La physique du solide à en effet ceci de passionnant qu’elle est un exemple frappant de la façon dont l’ordre peut émerger du chaos. Mélangez quelques particules en interactions faibles, changez un peut la température et la pression, et paf ! Votre chaos de particules bordéliques se transformes comme par magie en de magnifiques cristaux irisés... et cela se passe de façon, on va dire, mathématiquement très violente et difficile à modéliser (hors équilibre, en fait).

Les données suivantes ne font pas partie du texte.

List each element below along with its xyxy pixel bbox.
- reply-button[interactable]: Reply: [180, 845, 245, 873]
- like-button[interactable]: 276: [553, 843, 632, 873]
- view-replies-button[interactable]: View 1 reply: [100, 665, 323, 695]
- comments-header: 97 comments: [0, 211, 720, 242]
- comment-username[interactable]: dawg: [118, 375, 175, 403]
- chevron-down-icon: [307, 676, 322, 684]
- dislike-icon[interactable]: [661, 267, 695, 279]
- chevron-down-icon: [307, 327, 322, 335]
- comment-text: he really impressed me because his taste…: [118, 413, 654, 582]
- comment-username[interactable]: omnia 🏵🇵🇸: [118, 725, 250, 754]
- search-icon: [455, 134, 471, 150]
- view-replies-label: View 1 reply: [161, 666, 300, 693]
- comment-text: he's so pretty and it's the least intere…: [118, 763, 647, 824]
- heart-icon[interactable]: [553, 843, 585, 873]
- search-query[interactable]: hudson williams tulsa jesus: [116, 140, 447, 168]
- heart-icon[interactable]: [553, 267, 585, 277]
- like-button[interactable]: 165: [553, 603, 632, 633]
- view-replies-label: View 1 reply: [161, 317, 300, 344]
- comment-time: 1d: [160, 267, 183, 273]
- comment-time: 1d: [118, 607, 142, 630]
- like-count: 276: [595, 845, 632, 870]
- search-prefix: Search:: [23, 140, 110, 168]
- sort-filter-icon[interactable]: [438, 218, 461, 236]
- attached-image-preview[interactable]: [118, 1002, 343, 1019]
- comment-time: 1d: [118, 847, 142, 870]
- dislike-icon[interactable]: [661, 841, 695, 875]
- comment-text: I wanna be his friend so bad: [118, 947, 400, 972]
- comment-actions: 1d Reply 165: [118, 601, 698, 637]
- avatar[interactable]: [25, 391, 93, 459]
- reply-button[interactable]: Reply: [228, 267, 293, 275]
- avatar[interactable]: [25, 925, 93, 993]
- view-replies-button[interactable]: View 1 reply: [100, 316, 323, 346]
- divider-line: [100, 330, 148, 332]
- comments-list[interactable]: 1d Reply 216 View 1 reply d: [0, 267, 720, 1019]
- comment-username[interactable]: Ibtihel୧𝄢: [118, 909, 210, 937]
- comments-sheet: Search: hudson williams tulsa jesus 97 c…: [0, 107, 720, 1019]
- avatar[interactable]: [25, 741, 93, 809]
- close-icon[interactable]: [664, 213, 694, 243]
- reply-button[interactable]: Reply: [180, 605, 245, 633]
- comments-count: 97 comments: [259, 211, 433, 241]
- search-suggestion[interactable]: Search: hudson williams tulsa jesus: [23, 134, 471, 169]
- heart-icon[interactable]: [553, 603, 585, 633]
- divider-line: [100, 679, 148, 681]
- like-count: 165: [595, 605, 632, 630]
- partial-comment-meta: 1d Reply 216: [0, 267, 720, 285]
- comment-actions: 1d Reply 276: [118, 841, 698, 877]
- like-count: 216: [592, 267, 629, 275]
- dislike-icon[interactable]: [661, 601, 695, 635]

Des paramètres thermodynamiques deviennent transitoirement infinis, la porté des interactions relayée de particules en particules par l’ordre émergeant devient infiniment plus grande que ce qu’elle était lorsque votre particule errait toute seule comme une âme en peine, piégée par l’entropie thermique.

Voir à ce sujet la théorie phénoménologique des transitions de phase de Guinzburg-Landau, facile à appréhender »avec les mains", comme on dit, sans équations compliquées.

Que cette approche intéresse et donne des pistes aux chercheurs qui recherchent les origines de la vie, c’est très bien, ça peut apporter des résultats... ou pas. Qui vivra verra.